Гамильтон кивнул. К Древнему Благотворительному Братству Волчицы принадлежал едва ли не всякий – орден обладал избирательностью проливного дождя. Сам Феликс не заглядывал в Дом Волчицы и раз в полгода, однако располагать местом для встреч в любом чужом городе было удобно.

– Прекрасно, Можем мы встретиться там попозже, ночью?

– Конечно.

– Там есть комната, где собираются порой некоторые из моих друзей. Не трудитесь спрашивать у портье – она в холле Ромула и Рема, прямо напротив эскалатора. Скажем, в два часа?

– Лучше в половине третьего.

– Как вам угодно.

Впервые Монро-Альфа Клиффорд заметил ее во время большого бала. Трудно объяснить, чем именно она привлекла его взгляд. Разумеется, она была красива – однако сама по себе красота не является для девушек знаком отличия. Они просто не могут не быть красивыми – как персидские кошки, бабочки «сатурния луна» или чистокровные скакуны. Нет, объяснить исходящее от девушки обаяние было куда труднее.

Вероятно, достаточно просто сказать, что стоило Монро-Альфе увидеть ее, как он моментально забыл и о том восхитительно увлекательном разговоре, который еще недавно вел с Джеральдом, и о том, что, мягко выражаясь, не любил танцев и в бальном зале оказался по чистой случайности. Забыл он и о снедавшей его меланхолии.

Впрочем, во всем этом Клиффорд не отдавал себе отчета. Он только взглянул на девушку во второй раз – и потом уже до конца танца старался не упустить ее из виду, из-за чего танцевал еще хуже обычного. Вместе с фигурами танца сменялись и партнеры, так что Монро-Альфе не единожды пришлось извиняться перед временными дамами за свою неуклюжесть.

Впрочем, от этого он не стал двигаться ни на йоту более ловко и грациозно, поскольку все мысли его были заняты решением проблемы: сведут ли их с девушкой фигуры танца, сделав на какое-то время партнерами? Будь этот вопрос поставлен перед ним в качестве абстрактной задачи: «Дано: хореографическая партитура танца; требуется установить: вступят ли в контакт единицы А и Б» – Клиффорд нашел бы ответ почти интуитивно, если бы, разумеется, счел сие занятие достойным.

Но совсем другое дело – пытаться отыскать решение в динамичной ситуации, когда сам он являлся одной из переменных величин. Находился ли он во второй паре? Или – в девятой?

Монро– Альфа уже пришел было к выводу, что танец не сведет их, и начал подумывать, как под видом ошибки обменяться местами с кем-то из танцоров -и тут они встретились.

Он ощутил кончики пальцев девушки на одной руке, а талию – под другой и закружил партнершу, танцуя в экстазе легко и прекрасно; он чувствовал, что превзошел самого себя…

…К счастью, она приземлилась сверху.

По этой причине Монро-Альфа даже не смог помочь ей встать. Девушка поднялась и протянула ему руку. Клиффорд начал старательно, в самых жалких и церемонных выражениях составлять витиеватое извинение – и вдруг заметил, что девушка смеется.

– Забудьте, – махнула она рукой. – Это было забавно. Как-нибудь мы с вами порепетируем это па – в более спокойной обстановке. Это будет великолепно!

– Ваше милосердие… – завел он опять.

– Танец! – перебив его, воскликнула девушка. – Мы потеряемся!

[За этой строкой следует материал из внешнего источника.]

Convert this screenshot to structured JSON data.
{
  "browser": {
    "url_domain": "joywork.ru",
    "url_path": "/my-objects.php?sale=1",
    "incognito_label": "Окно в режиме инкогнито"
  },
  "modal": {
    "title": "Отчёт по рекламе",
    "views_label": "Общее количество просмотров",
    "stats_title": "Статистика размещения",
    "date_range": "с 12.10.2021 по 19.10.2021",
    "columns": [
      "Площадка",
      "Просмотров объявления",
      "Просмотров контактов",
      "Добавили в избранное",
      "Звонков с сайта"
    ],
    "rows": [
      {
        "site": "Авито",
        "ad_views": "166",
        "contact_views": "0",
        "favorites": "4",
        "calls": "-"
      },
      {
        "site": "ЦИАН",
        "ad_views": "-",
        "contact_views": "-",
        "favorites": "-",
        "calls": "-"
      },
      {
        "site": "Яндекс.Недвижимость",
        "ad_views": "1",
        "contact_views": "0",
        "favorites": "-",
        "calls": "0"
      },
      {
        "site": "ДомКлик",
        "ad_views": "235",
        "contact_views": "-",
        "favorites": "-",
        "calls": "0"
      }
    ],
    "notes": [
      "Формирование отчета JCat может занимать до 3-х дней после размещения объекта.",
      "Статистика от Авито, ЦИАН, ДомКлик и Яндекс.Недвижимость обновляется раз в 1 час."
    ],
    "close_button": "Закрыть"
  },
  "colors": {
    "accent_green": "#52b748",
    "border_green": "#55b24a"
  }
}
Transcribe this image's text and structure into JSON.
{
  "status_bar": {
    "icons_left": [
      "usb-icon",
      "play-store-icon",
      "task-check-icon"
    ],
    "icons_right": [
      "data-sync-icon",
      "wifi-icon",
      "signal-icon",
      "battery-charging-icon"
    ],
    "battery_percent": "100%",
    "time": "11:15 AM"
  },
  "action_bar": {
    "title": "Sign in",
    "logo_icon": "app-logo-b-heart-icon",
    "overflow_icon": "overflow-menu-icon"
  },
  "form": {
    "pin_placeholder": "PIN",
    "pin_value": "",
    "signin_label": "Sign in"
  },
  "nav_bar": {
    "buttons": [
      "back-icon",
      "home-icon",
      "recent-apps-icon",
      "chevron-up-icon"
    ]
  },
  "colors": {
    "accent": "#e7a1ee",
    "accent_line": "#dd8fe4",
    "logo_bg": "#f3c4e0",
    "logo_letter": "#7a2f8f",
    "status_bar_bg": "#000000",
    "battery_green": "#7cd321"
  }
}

И, скользнув сквозь толпу, она отыскала свое место. Но Монро-Альфа был слишком деморализован происшедшим, чтобы пытаться найти свое. Он стал лихорадочно выбираться прочь, слишком взъерошенный и выбитый из колеи, чтобы беспокоиться о том, что совершал, оставлять свое место в танце до окончания фигуры – бестактно.

Некоторое время спустя Клиффорд снова нашел девушку, однако ее окружали несколько незнакомых молодых людей. Человек более светский тут же сымпровизировал бы дюжину уловок, чтобы приблизиться к ней. Однако у Монро-Альфы таких талантов не было. Всей душой он жаждал одного – появления своего друга Феликса. Уж Гамильтон придумал бы, что делать, он всегда отличался находчивостью в подобных делах. Люди никогда его не пугали.

Девушка чему-то смеялась, улыбались и окружавшие ее молодые люди. Один из них бросил взгляд в сторону Монро-Альфы. Черт возьми, может быть, они смеялись над ним?

Затем в его сторону взглянула и она. Взгляд ее был теплым и дружелюбным.

Нет, конечно же, она смеялась не над ним. На мгновение Клиффорду показалось, что он знает ее, знает уже давным-давно, и что взглядом своим девушка так же ясно, как словами, приглашает его присоединиться к обществу.

Во взгляде ее не было ни малейшего кокетства. Но не был он и мальчишеским – мягкий, честный и воистину женственный взгляд.

В этот момент он даже мог бы набраться храбрости и подойти к девушке, если бы чья-то рука не легла ему на плечо.

– Я всюду разыскивал вас, молодой человек.

Это был доктор Торгсен.

– Э-э-э… Как поживаете, сэр? – только и сумел выдавить из себя Монро-Альфа.

– Нормально. Вы не слишком заняты? Можем мы немного поболтать?

Монро– Альфа оглянулся на девушку: она уже не смотрела в его сторону, теперь внимание ее было полностью поглощено рассказом одного из компаньонов. «Что ж, -подумал Клиффорд, – нельзя же рассчитывать на то, что девушка, которую ты умудрился уронить на пол, приняла это нетрадиционное па за формальное представление». Он решил немного погодя найти хозяйку дома и попросить представить его юной гостье.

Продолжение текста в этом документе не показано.